Tuesday, January 31, 2012

Living in a state of siege

I had an instructor at Journalism school who told us that it would always be a challenge trying to cover stories in our community because we are living in a constant state of siege. As Native people we are constantly under attack sometimes literally as in cases such as Ipperwash and Oka. Our lands are under attack by government and resource corporations. Our people feel the slap of racism more than any other people. Each and every minute we are under attack by the insidious forces of assimilation. Our people are oppressed in so many ways by poverty and poor health and violence. It is living in a state of siege.
When you are under attack how can you speak out against injustice in your own community. Why would you point out your weaknesses for the enemy to see, why give them more weapons to attack. This is why it is hard for our people to publicly acknowledge that there are huge issues of financial mismanagement and governance in our community. In recent years this has come to forefront of so many attacks against our people in right wing media like The Sun newspapers or organizations such as the Canadian Taxpayers Federation.
When the Attawapiskat situation occured that was the first line of attack from the Harper government, where did all the money go? We have given them tens of millions of dollars, where did it go? I'm not suggesting that this was the case in Attawapiskat, I am merely referring to the climate created by the government's attack. As such it becomes difficult, almost impossible to have an open and constructive debate on this issue. We feel morally obligated to challenge the notion that there is financial mismanagement in our communities. Which is such a strange position to be in. It isn't unusual, in fact it is pretty commonplace. Financial mismanagement is happening at such a large scale it has practically bankrupted countries. Huge corporations in the U.S. have disappeared because of financial mismanagement. Yet because we are living in a state of siege we can't have this discussion in public. IN PUBLIC. Because people talk about it all the time.

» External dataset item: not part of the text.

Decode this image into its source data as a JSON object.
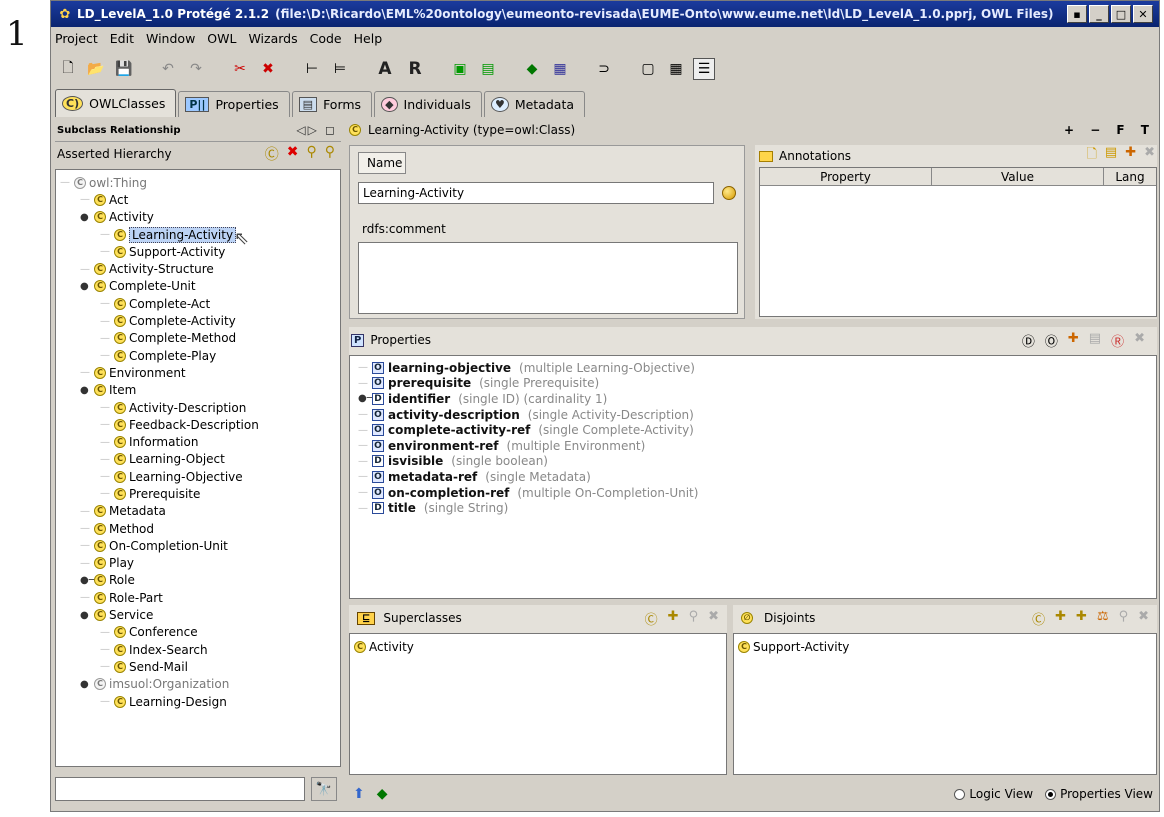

The same is true when it comes to issues, such as domestic violence, racism, political corruption and more. We have to tear down this wall and speak and live without the fear of being attacked. All this fear does is keep us down, keep us silent. I am not saying that no one will use our own words to attack us, the world is not like that. What I am saying is that no one else is going to save us, no one else is going to make things better. We cannot be afraid of looking honestly at our own communities and speaking out against the injustices that we see regardless of the intentions of those eyes upon us.